Australian health officials fear the variants currently wreaking havoc in the UK, South Africa and Brazil may leak out of hotel quarantine, where returning travelers must self-isolate for 14 days and undergo testing.

Deputy Chief Medical Officer Michael Kidd said on Friday that if a person tested positive for the variants, they would have to undergo an additional 14 days of isolation before being released, compared to 10 days for those diagnosed with less variants. worrying.

There are several theories as to why some variants have managed to take hold while others have died out, Turville said.

“Regarding the variants identified in Brazil and the UK and how they came to be, there is evidence that people infected with the virus for longer accumulate more changes in the virus.”

People who are immunocompromised, such as those with cancer, are infected longer because their bodies cannot fight off the virus as quickly. The theory is that this gives the virus an environment to linger and develop mutations, before it is then passed on to someone else.

But Turville said that in countries where Covid-19 is out of control, the sheer number of people infected makes it more likely that there will be a rare event that will lead to an “explosion of changes in the virus that you wouldn’t see. other” .

“It can boil down to the fact that in the really hard hit areas there is more opportunity for a rare virological event,” he said. Turville and other researchers hope to learn more about these variants through their work in the containment lab at the Kirby Institute, a high-security lab that receives swabs of the virus from international travelers into the Australian hotel quarantine system. .
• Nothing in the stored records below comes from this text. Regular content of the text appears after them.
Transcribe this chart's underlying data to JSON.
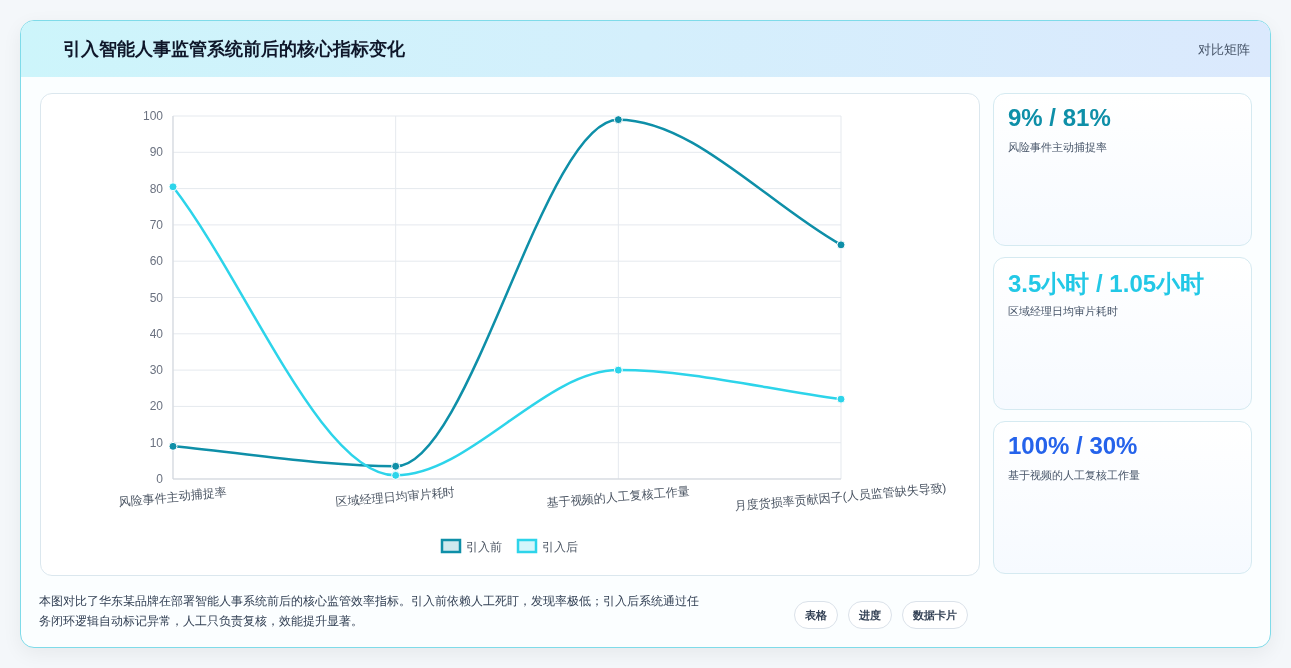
{
  "chart_data": [
    {
      "type": "line",
      "title": "引入智能人事监管系统前后的核心指标变化",
      "categories": [
        "风险事件主动捕捉率",
        "区域经理日均审片耗时",
        "基于视频的人工复核工作量",
        "月度货损率贡献因子(人员监管缺失导致)"
      ],
      "series": [
        {
          "name": "引入前",
          "color": "#0e8fa8",
          "values": [
            9,
            3.5,
            99,
            64.5
          ]
        },
        {
          "name": "引入后",
          "color": "#2dd4ea",
          "values": [
            80.5,
            1,
            30,
            22
          ]
        }
      ],
      "ylim": [
        0,
        100
      ],
      "yticks": [
        0,
        10,
        20,
        30,
        40,
        50,
        60,
        70,
        80,
        90,
        100
      ],
      "grid": true,
      "legend": "bottom",
      "marker": "circle",
      "annotations": [
        "对比矩阵",
        "本图对比了华东某品牌在部署智能人事系统前后的核心监管效率指标。引入前依赖人工死盯，发现率极低；引入后系统通过任务闭环逻辑自动标记异常，人工只负责复核，效能提升显著。",
        "表格",
        "进度",
        "数据卡片"
      ]
    },
    {
      "type": "other",
      "annotations": [
        "9% / 81%",
        "风险事件主动捕捉率",
        "3.5小时 / 1.05小时",
        "区域经理日均审片耗时",
        "100% / 30%",
        "基于视频的人工复核工作量"
      ]
    }
  ]
}
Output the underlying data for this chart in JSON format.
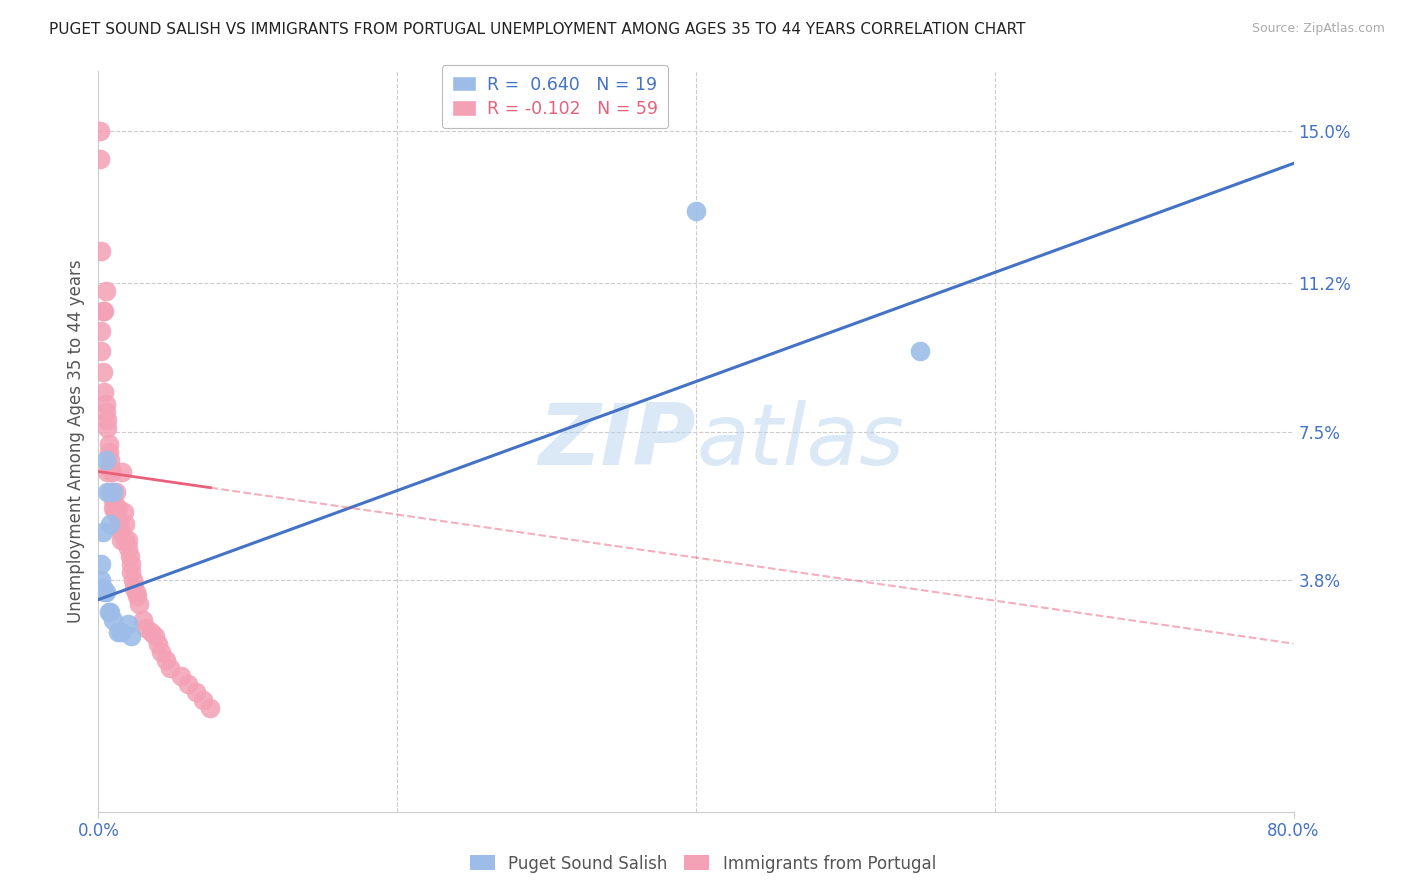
{
  "title": "PUGET SOUND SALISH VS IMMIGRANTS FROM PORTUGAL UNEMPLOYMENT AMONG AGES 35 TO 44 YEARS CORRELATION CHART",
  "source": "Source: ZipAtlas.com",
  "ylabel": "Unemployment Among Ages 35 to 44 years",
  "xmin": 0.0,
  "xmax": 80.0,
  "ymin": -2.0,
  "ymax": 16.5,
  "ytick_vals": [
    3.8,
    7.5,
    11.2,
    15.0
  ],
  "ytick_labels": [
    "3.8%",
    "7.5%",
    "11.2%",
    "15.0%"
  ],
  "xtick_vals": [
    0.0,
    80.0
  ],
  "xtick_labels": [
    "0.0%",
    "80.0%"
  ],
  "legend1_r": "R =  0.640",
  "legend1_n": "N = 19",
  "legend2_r": "R = -0.102",
  "legend2_n": "N = 59",
  "series1_name": "Puget Sound Salish",
  "series2_name": "Immigrants from Portugal",
  "series1_color": "#9dbde8",
  "series2_color": "#f4a0b5",
  "trendline1_color": "#4472c4",
  "trendline2_color": "#e8607a",
  "watermark_zip": "ZIP",
  "watermark_atlas": "atlas",
  "blue_points_x": [
    0.2,
    0.2,
    0.3,
    0.3,
    0.4,
    0.5,
    0.5,
    0.6,
    0.7,
    0.8,
    0.8,
    1.0,
    1.0,
    1.3,
    1.5,
    2.0,
    2.2,
    55.0,
    40.0
  ],
  "blue_points_y": [
    3.8,
    4.2,
    3.6,
    5.0,
    3.5,
    3.5,
    6.8,
    6.0,
    3.0,
    3.0,
    5.2,
    2.8,
    6.0,
    2.5,
    2.5,
    2.7,
    2.4,
    9.5,
    13.0
  ],
  "pink_points_x": [
    0.1,
    0.1,
    0.2,
    0.2,
    0.2,
    0.3,
    0.3,
    0.4,
    0.4,
    0.5,
    0.5,
    0.5,
    0.6,
    0.6,
    0.6,
    0.7,
    0.7,
    0.8,
    0.8,
    0.8,
    0.9,
    0.9,
    1.0,
    1.0,
    1.1,
    1.2,
    1.2,
    1.3,
    1.3,
    1.4,
    1.5,
    1.5,
    1.6,
    1.7,
    1.8,
    1.8,
    2.0,
    2.0,
    2.1,
    2.2,
    2.2,
    2.3,
    2.4,
    2.5,
    2.6,
    2.7,
    3.0,
    3.2,
    3.5,
    3.8,
    4.0,
    4.2,
    4.5,
    4.8,
    5.5,
    6.0,
    6.5,
    7.0,
    7.5
  ],
  "pink_points_y": [
    15.0,
    14.3,
    12.0,
    10.0,
    9.5,
    10.5,
    9.0,
    10.5,
    8.5,
    11.0,
    8.2,
    8.0,
    7.8,
    7.6,
    6.5,
    7.2,
    7.0,
    6.8,
    6.6,
    6.0,
    6.5,
    6.0,
    5.8,
    5.6,
    5.5,
    6.0,
    5.6,
    5.6,
    5.2,
    5.2,
    5.0,
    4.8,
    6.5,
    5.5,
    5.2,
    4.8,
    4.8,
    4.6,
    4.4,
    4.2,
    4.0,
    3.8,
    3.6,
    3.5,
    3.4,
    3.2,
    2.8,
    2.6,
    2.5,
    2.4,
    2.2,
    2.0,
    1.8,
    1.6,
    1.4,
    1.2,
    1.0,
    0.8,
    0.6
  ],
  "blue_trend_x0": 0.0,
  "blue_trend_y0": 3.3,
  "blue_trend_x1": 80.0,
  "blue_trend_y1": 14.2,
  "pink_trend_x0": 0.0,
  "pink_trend_y0": 6.5,
  "pink_trend_x1": 80.0,
  "pink_trend_y1": 2.2,
  "pink_solid_end_x": 7.5,
  "grid_color": "#cccccc",
  "background_color": "#ffffff",
  "tick_color": "#4472c4",
  "axis_color": "#cccccc"
}
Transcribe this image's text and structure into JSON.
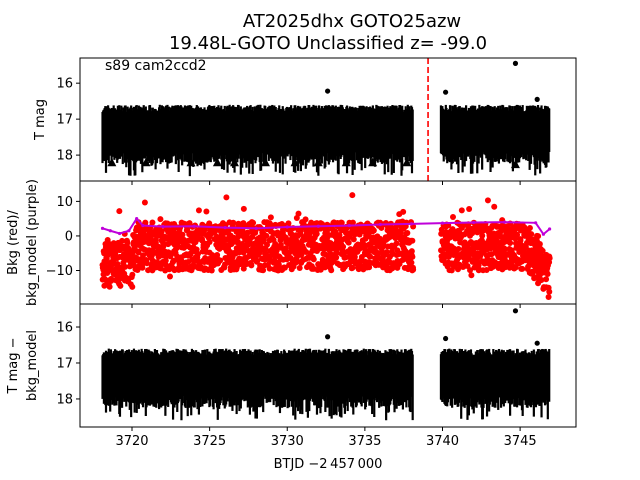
{
  "chart_data": {
    "type": "scatter",
    "title_line1": "AT2025dhx  GOTO25azw",
    "title_line2": "19.48L-GOTO Unclassified z= -99.0",
    "xlabel": "BTJD −2 457 000",
    "xlim": [
      3716.65,
      3748.6
    ],
    "xticks": [
      3720,
      3725,
      3730,
      3735,
      3740,
      3745
    ],
    "xtick_labels": [
      "3720",
      "3725",
      "3730",
      "3735",
      "3740",
      "3745"
    ],
    "segments": [
      [
        3718.1,
        3738.1
      ],
      [
        3739.9,
        3746.9
      ]
    ],
    "marker_line_x": 3739.07,
    "panels": [
      {
        "name": "tmag",
        "ylabel": [
          "T mag"
        ],
        "annotation": "s89 cam2ccd2",
        "ylim": [
          18.72,
          15.3
        ],
        "yticks": [
          16,
          17,
          18
        ],
        "ytick_labels": [
          "16",
          "17",
          "18"
        ],
        "band": {
          "center": 17.35,
          "half_width": 0.55,
          "tail": 0.35
        },
        "outliers": [
          [
            3732.6,
            16.22
          ],
          [
            3740.2,
            16.25
          ],
          [
            3744.7,
            15.45
          ],
          [
            3746.1,
            16.45
          ]
        ],
        "upper_limits": [
          [
            3718.7,
            18.2
          ],
          [
            3720.9,
            18.2
          ],
          [
            3723.8,
            18.2
          ],
          [
            3725.5,
            18.2
          ],
          [
            3726.6,
            18.2
          ],
          [
            3728.6,
            18.2
          ],
          [
            3730.5,
            18.2
          ],
          [
            3732.0,
            18.2
          ],
          [
            3733.8,
            18.2
          ],
          [
            3735.5,
            18.2
          ],
          [
            3737.7,
            18.2
          ],
          [
            3744.7,
            18.25
          ]
        ]
      },
      {
        "name": "bkg",
        "ylabel": [
          "Bkg (red)/",
          "bkg_model (purple)"
        ],
        "ylim": [
          -19.7,
          15.9
        ],
        "yticks": [
          10,
          0,
          -10
        ],
        "ytick_labels": [
          "10",
          "0",
          "−10"
        ],
        "model": [
          [
            3718.1,
            2.2
          ],
          [
            3718.6,
            1.5
          ],
          [
            3719.2,
            0.7
          ],
          [
            3719.8,
            1.5
          ],
          [
            3720.3,
            5.0
          ],
          [
            3720.7,
            3.0
          ],
          [
            3722,
            2.7
          ],
          [
            3724,
            2.8
          ],
          [
            3726,
            2.4
          ],
          [
            3728,
            2.2
          ],
          [
            3730,
            2.6
          ],
          [
            3732,
            2.8
          ],
          [
            3734,
            3.0
          ],
          [
            3736,
            3.3
          ],
          [
            3738,
            3.5
          ],
          [
            3740,
            3.7
          ],
          [
            3742,
            3.9
          ],
          [
            3744,
            4.0
          ],
          [
            3746,
            3.8
          ],
          [
            3746.5,
            0.5
          ],
          [
            3746.9,
            2.0
          ]
        ],
        "red_color": "#ff0000",
        "model_color": "#bf00d9"
      },
      {
        "name": "tmag_minus_model",
        "ylabel": [
          "T mag −",
          "bkg_model"
        ],
        "ylim": [
          18.78,
          15.36
        ],
        "yticks": [
          16,
          17,
          18
        ],
        "ytick_labels": [
          "16",
          "17",
          "18"
        ],
        "band": {
          "center": 17.35,
          "half_width": 0.55,
          "tail": 0.35
        },
        "outliers": [
          [
            3732.6,
            16.27
          ],
          [
            3740.2,
            16.32
          ],
          [
            3744.7,
            15.55
          ],
          [
            3746.1,
            16.45
          ]
        ]
      }
    ]
  }
}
Turville then uses these swabs to develop the virus. Whenever a person enters the lab, they dress in several layers of clothing covered with full personal protective equipment, including breathing masks, rubber boots, and coveralls on top. Turville passes through a series of negative pressure chambers before entering the containment lab, where he can only work for short periods of time to avoid overheating.

“We get swabs from the quarantine of all the new virus flavors that are seen there, and then we develop them and we have to see how they behave in the lab. This helps us know if a person who had an antibody response after being infected with a different variant in March will show a response similar to one of the more recent variants. “

Turville said the good news was that while some of the newer variants may attenuate an antibody response or a vaccine response, none to date could completely escape the immune response.

“To date, we have yet to see a single mutant virus with a complete immune breakout that would render a vaccine useless,” he said.